I think the best way to get back into blogging is to keep it short and post more often so let me end this off with a cute anecdote. Every lesson with the grade 3’s starts with me asking them what day it is, what the date is, what month, season and year is it. They have a bit of trouble with the months since Koreans simply name their months Month 1, Month 2 and so on, anyhoo, at some point we were doing a lesson on time zones and they found out that it's a different time in South Africa than it is in Korea...Their little minds were blown. So they asked me what season it is in South Africa and since it was Spring in Korea I told them it was Autumn in South Africa. Those little eyes could not have gotten any bigger. 
"Teacher, teacher what day is it in South Africa!?!" 
Me: "Guys relax, it's still the same day in South Africa." 
Them: “Teacher, What moth is it in South Africa! What year is it in South Africa?!" 

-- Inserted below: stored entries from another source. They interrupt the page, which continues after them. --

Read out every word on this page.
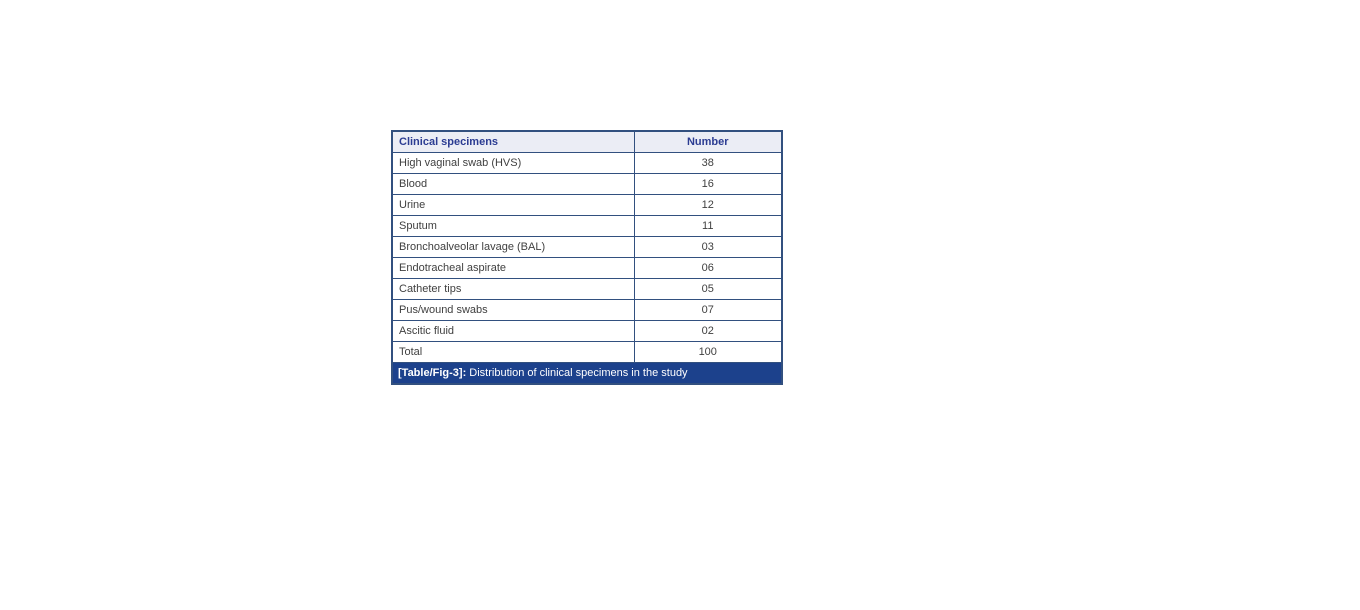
Clinical specimens	Number
High vaginal swab (HVS)	38
Blood	16
Urine	12
Sputum	11
Bronchoalveolar lavage (BAL)	03
Endotracheal aspirate	06
Catheter tips	05
Pus/wound swabs	07
Ascitic fluid	02
Total	100
[Table/Fig-3]: Distribution of clinical specimens in the study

Me: "Guys, calm down, South Africa is still on the same planet. Months, years, those stuff stay pretty much the same everywhere." 
Co-teacher: *translates and explains what the hell is going on*.  

Anyhoo, the little snot-nosed monsters cheer me up sometimes when I'm low and it took them a year but they've crept right up into my heart. Even the boy who everyone says is in love with me but who always tells me "I very much no love you teacher!" has special spot in my chest cavity. And so the lion becomes the slightly less aggressive lion :-)

Hope you're all well, in my next installment I'll complain about not being able to come vacation in SA in July.